A la fin de la dictature, elle a dû vivre avec Lula comme leader populaire et le Parti des Travailleurs envers lequel elle a canalisé toute sa haine de classe et son racisme. Lula est sa cible préférée parce qu’il est la synthèse de ce que l’élite pauliste déteste le plus : il est du Nordeste, il n’est pas blanc, il est ouvrier, il est de gauche, il est un leader populaire.

Comme si son image de nordestino et d’ouvrier, son langage et sa personnalité ne suffisaient pas, il y a aussi sa main : Lula a perdu un doigt, non pas en jet-ski, mais en travaillant sur une machine en tant qu’ouvrier métallurgiste, dans l’un des nombreux accidents du travail quotidiens causés par la surexploitation des travailleurs. Le doigt d’une main d’ouvrier, habitué à produire, à travailler sur la machine, à vivre de son propre travail, à lutter, à résister, à organiser les travailleurs, à batailler pour leurs intérêts. C’est inscrit dans le corps de Lula, dans ses gestes, dans ses mains, dans son origine sociale. Et c’est insupportable pour l’élite de São Paulo.

Après l’échec de son « petit chéri », FHC, Fernando Henrique Caroso, chassé de la présidence, cette élite raciste a dû vivre avec le succès des gouvernements successifs de Lula et de sa successeuse, Dilma Roussef. Elle a dû vivre avec l’ascension sociale des ouvriers, des nordestinos, des non-blancs, la victoire de la gauche, du PT, de Lula, du peuple.

La haine envers Lula est une haine de classe, elle vient du plus profond de la bourgeoisie pauliste et d’une partie de la classe moyenne qui assume les valeurs de cette bourgeoisie. L’anti-pétisme (mouvement anti-PT) en est l’expression. Les toucans [4] en sont la représentation politique.

De la discrimination et du racisme, à la panique face à l’ascension sociale des classes populaires et à leur expulsion de la tête de l’Etat qu’ils ont toujours dirigé sans contrepouvoir. Les Cansei[5], la presse pauliste, les habitants des quartiers huppés de São Paulo, les adeptes de FHC, de Serra [6], de Gilmar [7], des petits bourgeois prétentieux - désormais battus, désespérés, racistes, décadents.

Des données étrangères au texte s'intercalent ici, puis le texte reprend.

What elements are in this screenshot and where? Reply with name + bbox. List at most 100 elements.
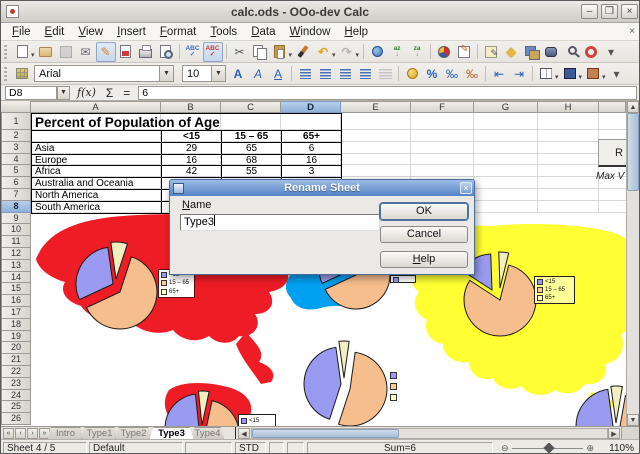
menu-view[interactable]: View: [71, 25, 110, 39]
help-button[interactable]: Help: [380, 251, 468, 268]
sheet-tab-type2[interactable]: Type2: [115, 427, 152, 439]
toolbar-grip[interactable]: [4, 45, 7, 59]
cell-name-row8[interactable]: South America: [31, 201, 161, 213]
cell-name-row7[interactable]: North America: [31, 189, 161, 201]
chevron-down-icon[interactable]: ▼: [57, 86, 70, 100]
dialog-close-icon[interactable]: ×: [460, 182, 472, 194]
dialog-title-bar[interactable]: Rename Sheet ×: [170, 180, 474, 196]
align-center-icon[interactable]: [315, 64, 335, 84]
first-sheet-icon[interactable]: «: [3, 428, 14, 439]
border-color-icon[interactable]: [583, 64, 603, 84]
column-header-e[interactable]: E: [341, 101, 411, 113]
spellcheck-icon[interactable]: ABC✓: [183, 42, 203, 62]
row-header-13[interactable]: 13: [1, 260, 31, 272]
sum-field[interactable]: Sum=6: [307, 442, 493, 454]
column-header-h[interactable]: H: [538, 101, 599, 113]
document-as-email-icon[interactable]: ✉: [76, 42, 96, 62]
export-pdf-icon[interactable]: [116, 42, 136, 62]
insert-chart-icon[interactable]: [434, 42, 454, 62]
column-header-a[interactable]: A: [31, 101, 161, 113]
menu-window[interactable]: Window: [283, 25, 338, 39]
row-header-22[interactable]: 22: [1, 366, 31, 378]
row-header-25[interactable]: 25: [1, 401, 31, 413]
h-scroll-left-icon[interactable]: ◀: [238, 428, 250, 439]
previous-sheet-icon[interactable]: ‹: [15, 428, 26, 439]
vertical-scrollbar[interactable]: ▲ ▼: [626, 101, 639, 426]
cell-value-r3c1[interactable]: 29: [161, 142, 221, 154]
sheet-tab-type3[interactable]: Type3: [149, 427, 194, 439]
cell-name-row4[interactable]: Europe: [31, 154, 161, 166]
add-decimal-icon[interactable]: ‰: [442, 64, 462, 84]
sort-ascending-icon[interactable]: az↓: [387, 42, 407, 62]
cell-value-r5c2[interactable]: 55: [221, 165, 281, 177]
cut-icon[interactable]: ✂: [230, 42, 250, 62]
gallery-icon[interactable]: [521, 42, 541, 62]
row-header-5[interactable]: 5: [1, 165, 31, 177]
menu-help[interactable]: Help: [337, 25, 375, 39]
menu-insert[interactable]: Insert: [110, 25, 153, 39]
cell-value-r4c3[interactable]: 16: [281, 154, 341, 166]
underline-icon[interactable]: A: [268, 64, 288, 84]
currency-icon[interactable]: [402, 64, 422, 84]
close-document-icon[interactable]: ×: [629, 26, 635, 37]
name-box[interactable]: D8 ▼: [5, 86, 57, 100]
align-right-icon[interactable]: [335, 64, 355, 84]
sum-icon[interactable]: Σ: [106, 86, 113, 100]
auto-spellcheck-icon[interactable]: ABC✓: [203, 42, 223, 62]
cell-name-row5[interactable]: Africa: [31, 165, 161, 177]
scroll-up-icon[interactable]: ▲: [627, 101, 639, 113]
column-header-c[interactable]: C: [221, 101, 281, 113]
chevron-down-icon[interactable]: ▼: [159, 66, 173, 81]
font-size-combobox[interactable]: 10 ▼: [182, 65, 226, 82]
delete-decimal-icon[interactable]: ‰: [462, 64, 482, 84]
merge-cells-icon[interactable]: [375, 64, 395, 84]
toolbar-grip[interactable]: [4, 67, 7, 81]
row-header-15[interactable]: 15: [1, 283, 31, 295]
horizontal-scrollbar-thumb[interactable]: [252, 429, 399, 438]
bold-icon[interactable]: A: [228, 64, 248, 84]
column-header-partial[interactable]: [599, 101, 626, 113]
new-document-icon[interactable]: [12, 42, 32, 62]
cell-value-r4c2[interactable]: 68: [221, 154, 281, 166]
sheet-tab-type4[interactable]: Type4: [191, 427, 224, 439]
decrease-indent-icon[interactable]: ⇤: [489, 64, 509, 84]
column-header-f[interactable]: F: [411, 101, 474, 113]
cell-a2[interactable]: [31, 130, 161, 142]
percent-icon[interactable]: %: [422, 64, 442, 84]
clone-formatting-icon[interactable]: [293, 42, 313, 62]
save-icon[interactable]: [56, 42, 76, 62]
cell-header-3[interactable]: 65+: [281, 130, 341, 142]
column-header-b[interactable]: B: [161, 101, 221, 113]
italic-icon[interactable]: A: [248, 64, 268, 84]
row-header-20[interactable]: 20: [1, 342, 31, 354]
row-header-21[interactable]: 21: [1, 354, 31, 366]
chart-legend-asia[interactable]: <1515 – 6565+: [534, 276, 575, 304]
print-icon[interactable]: [136, 42, 156, 62]
cell-value-r5c3[interactable]: 3: [281, 165, 341, 177]
menu-data[interactable]: Data: [244, 25, 282, 39]
edit-file-icon[interactable]: ✎: [96, 42, 116, 62]
cancel-button[interactable]: Cancel: [380, 226, 468, 243]
sheet-tab-intro[interactable]: Intro: [47, 427, 84, 439]
row-header-8[interactable]: 8: [1, 201, 31, 213]
row-header-16[interactable]: 16: [1, 295, 31, 307]
increase-indent-icon[interactable]: ⇥: [509, 64, 529, 84]
menu-format[interactable]: Format: [153, 25, 203, 39]
show-draw-functions-icon[interactable]: [454, 42, 474, 62]
zoom-in-icon[interactable]: ⊕: [586, 444, 594, 453]
cell-name-row3[interactable]: Asia: [31, 142, 161, 154]
row-header-26[interactable]: 26: [1, 413, 31, 425]
hyperlink-icon[interactable]: [367, 42, 387, 62]
row-header-17[interactable]: 17: [1, 307, 31, 319]
row-header-4[interactable]: 4: [1, 154, 31, 166]
cell-a1-title[interactable]: Percent of Population of Age: [31, 113, 341, 130]
close-button[interactable]: ×: [621, 4, 638, 19]
sheet-tab-type1[interactable]: Type1: [81, 427, 118, 439]
sheet-button-partial[interactable]: R: [598, 139, 626, 167]
page-style-field[interactable]: Default: [89, 442, 183, 454]
chart-legend-europe[interactable]: [390, 275, 416, 283]
page-preview-icon[interactable]: [156, 42, 176, 62]
column-header-d[interactable]: D: [281, 101, 341, 113]
vertical-scrollbar-thumb[interactable]: [627, 113, 639, 191]
toolbar-more-icon[interactable]: ▾: [607, 64, 627, 84]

Blog d’Emir Sader, sociologue et scientifique, maître en Philosophie Politique et docteur en Science Politique de l’Université de São Paulo.

Notes du traducteur :
[1] Nom donné au mouvement armé mené par les États des Minas Gerais et du Rio Grande do Sul. Ce mouvement culmina avec la déposition du président Washington Luís, originaire de l’État de São Paulo, le 24 octobre 1930.
[2] Terme injurieux pour les habitants du Nordeste.
[3] Terme désignant ici le camion qui sert au transport des gens du Nordeste vers le sud-est.
[4] Animal emblématique du PSDB, parti de droite de l’ancien Président Cardoso.
[5] Mouvement prétendument contestataire composé de personnes « indignées » par la situation actuelle du Brésil.
[6] Candidat PSDB à la Présidence de la République face à Lula et à Dilma Roussef. Candidat battu en 2012 aux élections municipales de São Paulo face à Haddad (PT).
[7] Ancien président de la Cour Suprême Fédérale, allié historique de la droite.